Otherwise, just make sure that you use the proper settings on your irrigation controller when watering the yard and plants. As plants grow and as the weather changes seasons, proactively adjust the settings and watering schedule. Don’t just set and forget. The extra effort is worth it.

Use the Dishwasher

Some people still like washing dishes by hand, or use a combination of hand-washing the little every-day items and using the dishwasher for the big family dinners.

In any case, hand-washing dirty dishes may appear to be the best way to conserve water but, according to the Alliance for Water Efficiency, putting dishes through a wash cycle in the dishwasher is actually more effective for conserving water.

Just don’t:

  • Run the dishwasher when it’s mostly empty
  • Run the dishwasher daily, whether it needs to run or not

Washing a small amount of dishes by hand can be kinda zen. With all the washing, scrubbing, and rinsing, for each item, you’re not aware of the amount of water that pours from the faucet and down the drain. If you have to, give the dishes a quick rinse and load up the dishwasher.

Swap Baths for Showers

It used to be moms wanted the kids to take a bath because they’d take notoriously long shower and get water everywhere. Well, now, with low-flow shower heads you can save quite a bit of water per shower. The average bath uses 35 to 50 gallons of water per kid/adult, whereas a nice 10 minute shower with a fancy new shower head only uses 25 gallons.

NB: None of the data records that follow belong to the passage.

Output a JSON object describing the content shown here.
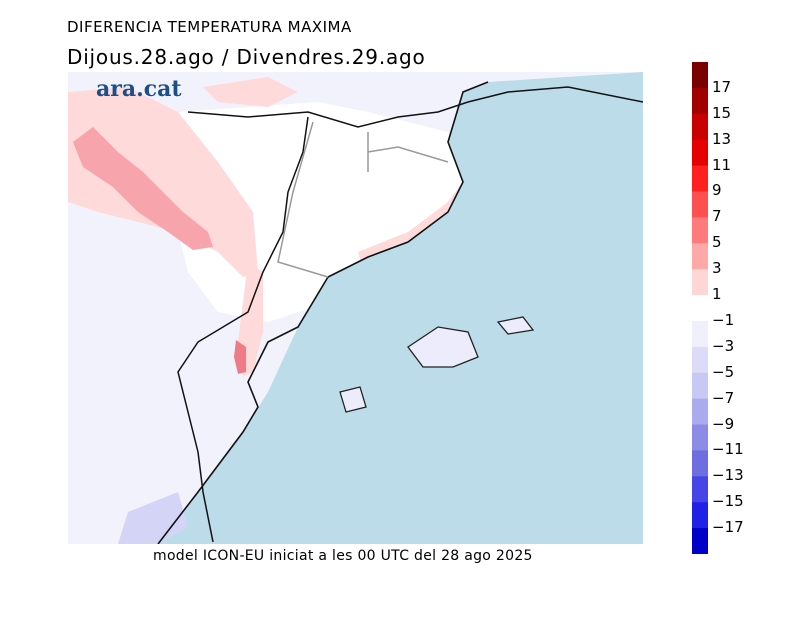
{
  "title": "DIFERENCIA TEMPERATURA MAXIMA",
  "subtitle": "Dijous.28.ago / Divendres.29.ago",
  "logo": "ara.cat",
  "footer": "model ICON-EU iniciat a les 00 UTC del 28 ago 2025",
  "colorbar": {
    "labels": [
      "17",
      "15",
      "13",
      "11",
      "9",
      "7",
      "5",
      "3",
      "1",
      "−1",
      "−3",
      "−5",
      "−7",
      "−9",
      "−11",
      "−13",
      "−15",
      "−17"
    ],
    "colors": [
      "#7a0000",
      "#a00000",
      "#c80000",
      "#e60000",
      "#ff2020",
      "#ff5050",
      "#ff7a7a",
      "#ffa8a8",
      "#ffd6d6",
      "#ffffff",
      "#f0f0fc",
      "#dcdcf8",
      "#c8c8f4",
      "#aaaaee",
      "#8c8ce6",
      "#6e6ee0",
      "#4646e6",
      "#2020e6",
      "#0000c8"
    ]
  },
  "map_colors": {
    "sea": "#bcdce9",
    "cool_land": "#ececfc",
    "warm_light": "#ffdada",
    "warm_mid": "#f7a4ad",
    "warm_strong": "#ee7b86",
    "cold_mid": "#d4d4f6"
  }
}
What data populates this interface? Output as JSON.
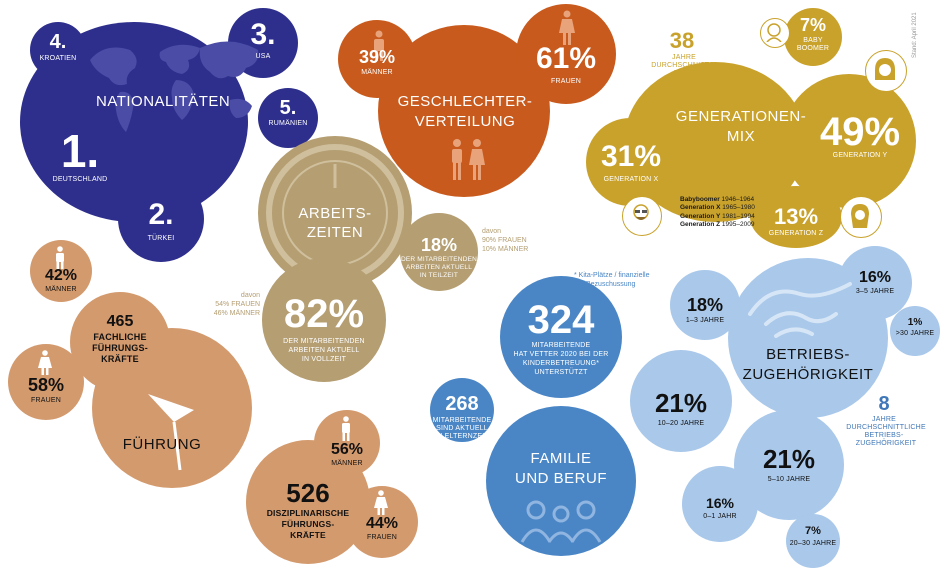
{
  "colors": {
    "navy": "#2e2f8c",
    "orange": "#c85a1d",
    "mustard": "#c9a22c",
    "khaki": "#b49e72",
    "tan": "#d39a6e",
    "blue": "#4a86c6",
    "lightblue": "#a9c8ea"
  },
  "stand": "Stand: April 2021",
  "nationalitaeten": {
    "title": "NATIONALITÄTEN",
    "items": [
      {
        "rank": "1.",
        "label": "DEUTSCHLAND"
      },
      {
        "rank": "2.",
        "label": "TÜRKEI"
      },
      {
        "rank": "3.",
        "label": "USA"
      },
      {
        "rank": "4.",
        "label": "KROATIEN"
      },
      {
        "rank": "5.",
        "label": "RUMÄNIEN"
      }
    ]
  },
  "geschlecht": {
    "title_line1": "GESCHLECHTER-",
    "title_line2": "VERTEILUNG",
    "men_value": "39%",
    "men_label": "MÄNNER",
    "women_value": "61%",
    "women_label": "FRAUEN"
  },
  "generationen": {
    "title_line1": "GENERATIONEN-",
    "title_line2": "MIX",
    "avg_value": "38",
    "avg_label_line1": "JAHRE",
    "avg_label_line2": "DURCHSCHNITTS-",
    "avg_label_line3": "ALTER",
    "boomer_value": "7%",
    "boomer_label_line1": "BABY",
    "boomer_label_line2": "BOOMER",
    "y_value": "49%",
    "y_label": "GENERATION Y",
    "x_value": "31%",
    "x_label": "GENERATION X",
    "z_value": "13%",
    "z_label": "GENERATION Z",
    "legend": [
      {
        "name": "Babyboomer",
        "years": "1946–1964"
      },
      {
        "name": "Generation X",
        "years": "1965–1980"
      },
      {
        "name": "Generation Y",
        "years": "1981–1994"
      },
      {
        "name": "Generation Z",
        "years": "1995–2009"
      }
    ]
  },
  "arbeitszeiten": {
    "title_line1": "ARBEITS-",
    "title_line2": "ZEITEN",
    "part_value": "18%",
    "part_label_line1": "DER MITARBEITENDEN",
    "part_label_line2": "ARBEITEN AKTUELL",
    "part_label_line3": "IN TEILZEIT",
    "part_note_line1": "davon",
    "part_note_line2": "90% FRAUEN",
    "part_note_line3": "10% MÄNNER",
    "full_value": "82%",
    "full_label_line1": "DER MITARBEITENDEN",
    "full_label_line2": "ARBEITEN AKTUELL",
    "full_label_line3": "IN VOLLZEIT",
    "full_note_line1": "davon",
    "full_note_line2": "54% FRAUEN",
    "full_note_line3": "46% MÄNNER"
  },
  "fuehrung": {
    "title": "FÜHRUNG",
    "men_value": "42%",
    "men_label": "MÄNNER",
    "women_value": "58%",
    "women_label": "FRAUEN",
    "fach_value": "465",
    "fach_label_line1": "FACHLICHE",
    "fach_label_line2": "FÜHRUNGS-",
    "fach_label_line3": "KRÄFTE",
    "diszi_value": "526",
    "diszi_label_line1": "DISZIPLINARISCHE",
    "diszi_label_line2": "FÜHRUNGS-",
    "diszi_label_line3": "KRÄFTE",
    "diszi_men_value": "56%",
    "diszi_men_label": "MÄNNER",
    "diszi_women_value": "44%",
    "diszi_women_label": "FRAUEN"
  },
  "familie": {
    "title_line1": "FAMILIE",
    "title_line2": "UND BERUF",
    "kita_value": "324",
    "kita_label_line1": "MITARBEITENDE",
    "kita_label_line2": "HAT VETTER 2020 BEI DER",
    "kita_label_line3": "KINDERBETREUUNG*",
    "kita_label_line4": "UNTERSTÜTZT",
    "kita_note_line1": "* Kita-Plätze / finanzielle",
    "kita_note_line2": "Bezuschussung",
    "eltern_value": "268",
    "eltern_label_line1": "MITARBEITENDE",
    "eltern_label_line2": "SIND AKTUELL",
    "eltern_label_line3": "IN ELTERNZEIT"
  },
  "zugehoerigkeit": {
    "title_line1": "BETRIEBS-",
    "title_line2": "ZUGEHÖRIGKEIT",
    "avg_value": "8",
    "avg_label_line1": "JAHRE",
    "avg_label_line2": "DURCHSCHNITTLICHE",
    "avg_label_line3": "BETRIEBS-",
    "avg_label_line4": "ZUGEHÖRIGKEIT",
    "items": [
      {
        "value": "18%",
        "label": "1–3 JAHRE"
      },
      {
        "value": "16%",
        "label": "3–5 JAHRE"
      },
      {
        "value": "1%",
        "label": ">30 JAHRE"
      },
      {
        "value": "21%",
        "label": "10–20 JAHRE"
      },
      {
        "value": "21%",
        "label": "5–10 JAHRE"
      },
      {
        "value": "16%",
        "label": "0–1 JAHR"
      },
      {
        "value": "7%",
        "label": "20–30 JAHRE"
      }
    ]
  }
}
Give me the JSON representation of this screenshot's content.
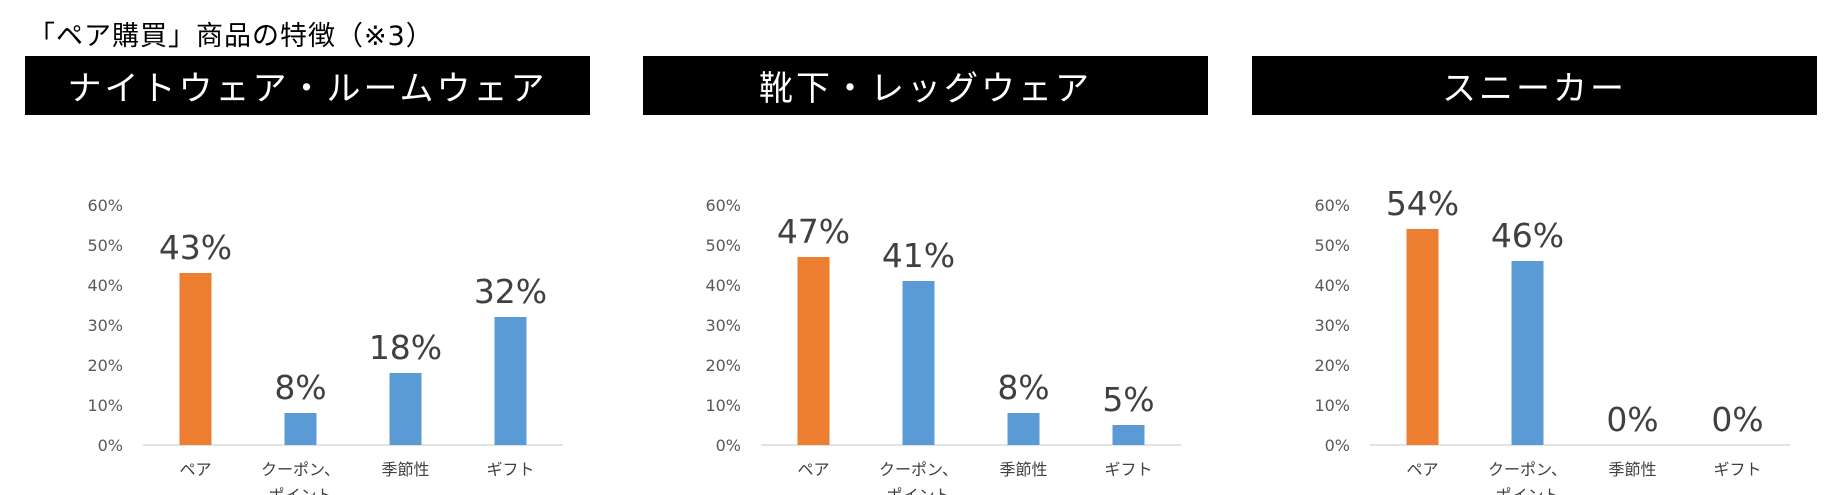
{
  "page_title": "「ペア購買」商品の特徴（※3）",
  "colors": {
    "highlight": "#ED7D31",
    "bar": "#5B9BD5",
    "header_bg": "#000000",
    "axis": "#D9D9D9"
  },
  "chart_data": [
    {
      "type": "bar",
      "title": "ナイトウェア・ルームウェア",
      "categories": [
        [
          "ペア"
        ],
        [
          "クーポン、",
          "ポイント"
        ],
        [
          "季節性"
        ],
        [
          "ギフト"
        ]
      ],
      "values": [
        43,
        8,
        18,
        32
      ],
      "value_labels": [
        "43%",
        "8%",
        "18%",
        "32%"
      ],
      "highlight_index": 0,
      "ylim": [
        0,
        60
      ],
      "yticks": [
        "0%",
        "10%",
        "20%",
        "30%",
        "40%",
        "50%",
        "60%"
      ],
      "grid": false,
      "legend": "none"
    },
    {
      "type": "bar",
      "title": "靴下・レッグウェア",
      "categories": [
        [
          "ペア"
        ],
        [
          "クーポン、",
          "ポイント"
        ],
        [
          "季節性"
        ],
        [
          "ギフト"
        ]
      ],
      "values": [
        47,
        41,
        8,
        5
      ],
      "value_labels": [
        "47%",
        "41%",
        "8%",
        "5%"
      ],
      "highlight_index": 0,
      "ylim": [
        0,
        60
      ],
      "yticks": [
        "0%",
        "10%",
        "20%",
        "30%",
        "40%",
        "50%",
        "60%"
      ],
      "grid": false,
      "legend": "none"
    },
    {
      "type": "bar",
      "title": "スニーカー",
      "categories": [
        [
          "ペア"
        ],
        [
          "クーポン、",
          "ポイント"
        ],
        [
          "季節性"
        ],
        [
          "ギフト"
        ]
      ],
      "values": [
        54,
        46,
        0,
        0
      ],
      "value_labels": [
        "54%",
        "46%",
        "0%",
        "0%"
      ],
      "highlight_index": 0,
      "ylim": [
        0,
        60
      ],
      "yticks": [
        "0%",
        "10%",
        "20%",
        "30%",
        "40%",
        "50%",
        "60%"
      ],
      "grid": false,
      "legend": "none"
    }
  ]
}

Save those baths for an occasional soak of sore muscles or a relaxing treat.

Take Shorter Showers

About those showers . . .

According to the Environmental Protection Agency, if you cut shower time by just one minute, you’ll be saving at least 550 gallons per year. One minute! If you have a family of five and each cut your showers short by two minutes, that’s more than 5,000 gallons of water saved per year.

To complement the shortened-shower routine, the EPA also suggests switching out old shower heads with new WaterSense shower heads. Not only will they save an average of 2,900 gallons per year, but they’ll also help cut down on your electricity bill because your water heater doesn’t operate as much.

Awareness and Perspective

The biggest water saving tip is actually teaching the kids and educating yourself about water conservation.

Little improvements add up over time. You can save up to eight gallons of water per day by turning off the tap when brushing your teeth or — in Dad’s case — when shaving. Which means, by the time your kid turns 18, you could possibly save more than 50,000 gallons of water with a simple lifestyle habit.

An innovative product to assist people saving water is called Waterpebble (images), an eco friendly water-activated shower timer that simply helps people stop wasting water.

About Waterpebble

Waterpebble is a palm-sized device, or pebble, that takes the guesswork out of water conservation by tracking how much water you use in the shower.

As you’d expect, there is absolutely no need for a Decatur or Hartselle, AL plumber to help with installation. There is no installation other than placing it in the shower.

Inspired by a hotel sign prompting guests to “please use water sparingly,” inventor Paul Priestman developed a useful way to put the plea into action.

  • It actually uses a chip from Texas Instruments to detect water usage.
  • It utilizes software designed by the Cambridge Design Group.
  • It will save upwards of 36,000 gallons of water using one 3-volt lithium ion battery or an estimated 90,000 gallons lifetime.
  • It uses a familiar traffic light pattern of red, yellow, green to inform homeowners of water usage. Red = end of shower; yellow = you’re halfway through the shower; green = indicates start showering.
  • It senses water flow, so there is no need to remember to turn it on.
  • The real genius of the Waterpebble is that it incrementally shortens its suggested stop time, training you over weeks to use water more wisely.

Waterpebble is available for about $10 at a variety of Internet sites and retail stores like Bed Bath & Beyond.